I understand that your board is proposing rules and guidelines that effectively require detectable warnings, e.g. truncated domes, and/or accessible pedestrian signals at every intersection.
From my own experience, I don't believe this is practical. For one thing, the best audible traffic signal is generally the traffic itself, and beeping lights could be more of a distraction.
I also believe that detectable warnings, a la truncated domes, at all crosswalks isn't practical because at many crosswalks, the rise and fall of the curb can be easily detected by a blind person with a white cane.
Bottom line: I believe that if these detectable warnings and/or accessible pedestrian signals are to be used at all, their use should be limited to circumstances where the natural environment does not give enough information to the blind traveler, or where traffic patterns are so unusual that they give little or no reliable information.
I also understand that the accessible pedestrian signals actually give little information other than telling someone when it's safe to walk, but if there are a number of them at an intersection, the information could be of little value if one doesn't know what they're doing.

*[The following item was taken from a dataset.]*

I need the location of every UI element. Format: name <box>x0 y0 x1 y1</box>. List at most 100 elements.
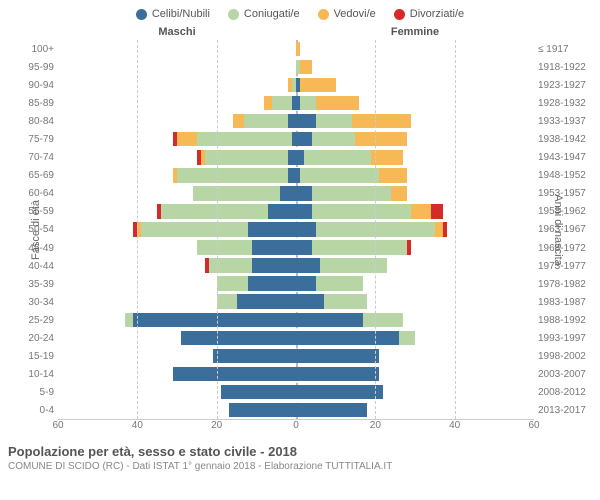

You should also know that the National Federation of the Blind operates 3 model training centers across the country; one in Colorado, one in Louisiana, and one in Minnesota. These centers teach their students how to travel about safely in the world as it is. I am about to be attending our center in Colorado, and while there, I will be learning good travel skills that I will be able to use anywhere I go, whether it be in Portland, Denver or Washington DC.
While the research shows how effective use of real travel skills can help a blind person, such as myself, get to their destination safely, I don't believe there is enough of an argument to warrant the use of detectable warnings and/or accessible pedestrian signals at every single intersection. So why are proponents claiming these aids are so necessary?

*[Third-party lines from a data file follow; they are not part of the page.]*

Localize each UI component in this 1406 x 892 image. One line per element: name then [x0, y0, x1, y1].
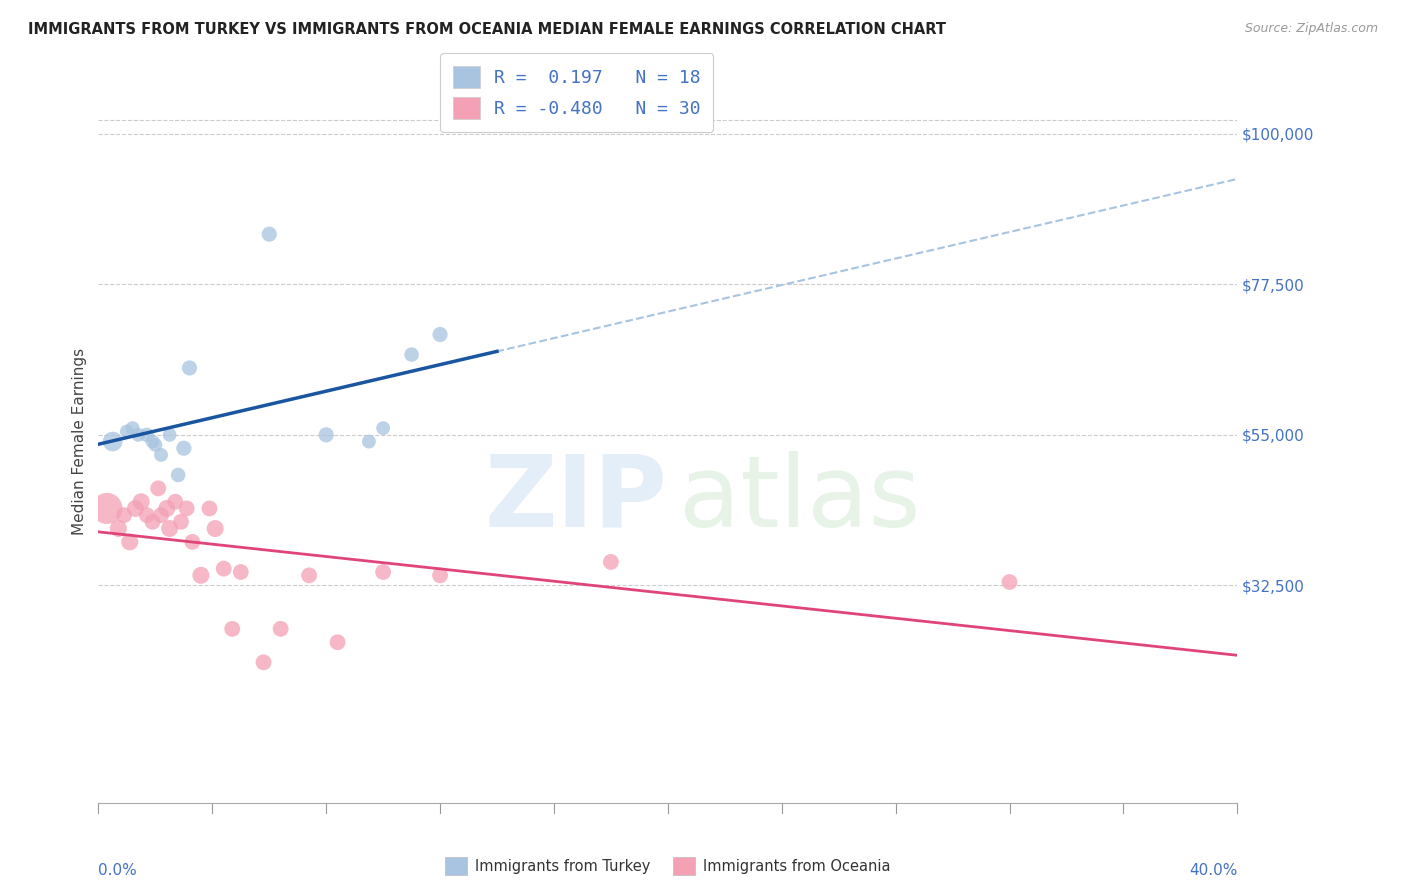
Legend: Immigrants from Turkey, Immigrants from Oceania: Immigrants from Turkey, Immigrants from …: [437, 850, 898, 882]
Point: [401, 348, 423, 362]
Point: [429, 568, 451, 582]
Point: [159, 521, 181, 535]
Point: [129, 494, 152, 508]
Point: [107, 521, 129, 535]
Point: [150, 448, 173, 462]
Point: [115, 425, 138, 439]
Point: [148, 482, 170, 496]
Point: [259, 227, 281, 241]
Point: [101, 434, 124, 449]
Point: [298, 568, 321, 582]
Y-axis label: Median Female Earnings: Median Female Earnings: [72, 348, 87, 535]
Point: [600, 555, 623, 569]
Point: [221, 622, 243, 636]
Point: [96, 501, 118, 516]
Point: [181, 534, 204, 549]
Point: [135, 508, 157, 523]
Point: [212, 562, 235, 576]
Text: IMMIGRANTS FROM TURKEY VS IMMIGRANTS FROM OCEANIA MEDIAN FEMALE EARNINGS CORRELA: IMMIGRANTS FROM TURKEY VS IMMIGRANTS FRO…: [28, 22, 946, 37]
Point: [229, 565, 252, 579]
Point: [170, 515, 193, 529]
Point: [998, 575, 1021, 590]
Point: [141, 434, 163, 449]
Point: [135, 427, 157, 442]
Point: [145, 438, 167, 452]
Text: Source: ZipAtlas.com: Source: ZipAtlas.com: [1244, 22, 1378, 36]
Point: [270, 622, 292, 636]
Point: [141, 515, 163, 529]
Point: [326, 635, 349, 649]
Point: [112, 508, 135, 523]
Point: [159, 427, 181, 442]
Point: [429, 327, 451, 342]
Text: ZIP: ZIP: [485, 450, 668, 548]
Point: [190, 568, 212, 582]
Point: [179, 361, 201, 376]
Point: [204, 521, 226, 535]
Text: atlas: atlas: [679, 450, 921, 548]
Point: [315, 427, 337, 442]
Point: [118, 534, 141, 549]
Point: [124, 501, 146, 516]
Point: [167, 467, 190, 482]
Point: [150, 508, 173, 523]
Point: [127, 427, 149, 442]
Point: [156, 501, 179, 516]
Text: 40.0%: 40.0%: [1189, 863, 1237, 878]
Point: [357, 434, 380, 449]
Point: [176, 501, 198, 516]
Point: [173, 441, 195, 455]
Point: [165, 494, 187, 508]
Point: [121, 421, 143, 435]
Point: [373, 421, 395, 435]
Point: [373, 565, 395, 579]
Text: 0.0%: 0.0%: [98, 863, 138, 878]
Point: [198, 501, 221, 516]
Point: [252, 655, 274, 669]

I believe that one reason so many are claiming that these costly aids are absolutely necessary boils down to the lack of good travel training available to blind persons. I argue that if a blind person is made to depend on these aids, then one or another of them isn't there, that blind person could be faced with a number of problems. But, on the other hand, if a blind person receives good travel training at one of our centers, and through other confident blind travelers, they can learn how to be made aware of their surroundings easily. If an accessible pedestrian signal isn't there, the blind person can manage by listening for the traffic, then crossing when they know it's safe. If one of these signals is there, they are generally more of a hinderance than a help, as they can send mixed messages to the traveler.
I also believe the other reason so many believe these aids are necessary is the age-old fear of the dark. Proponents for these costly aids assume that blindness is a tragedy that can only be dealt with by touches of kindness, and that without these costly aids, the blind person is utterly helpless. They believe that they will make a blind person feel secure, but I believe the security given by these aids is not true security. On the other hand, I believe that blindness need not be a tragedy, but I can learn how to live as a blind person. For me, blindness does not mean helplessness, but it means learning how to live in the world as it is, and making changes when we believe we need them. It's mor a matter of coping than crying. If a blind person learns good travel skills, they feel a true security from knowing that they can get about wherever they are. This is why I am willing to learn how to become a better traveler.
Bottom line: It all comes down to a matter of attitude, and for me, costly detectable warnings and accessible pedestrian signals at every single intersection is not the answer.
Thank you for reading my comments, and I encourage you to give them thoughtful consideration.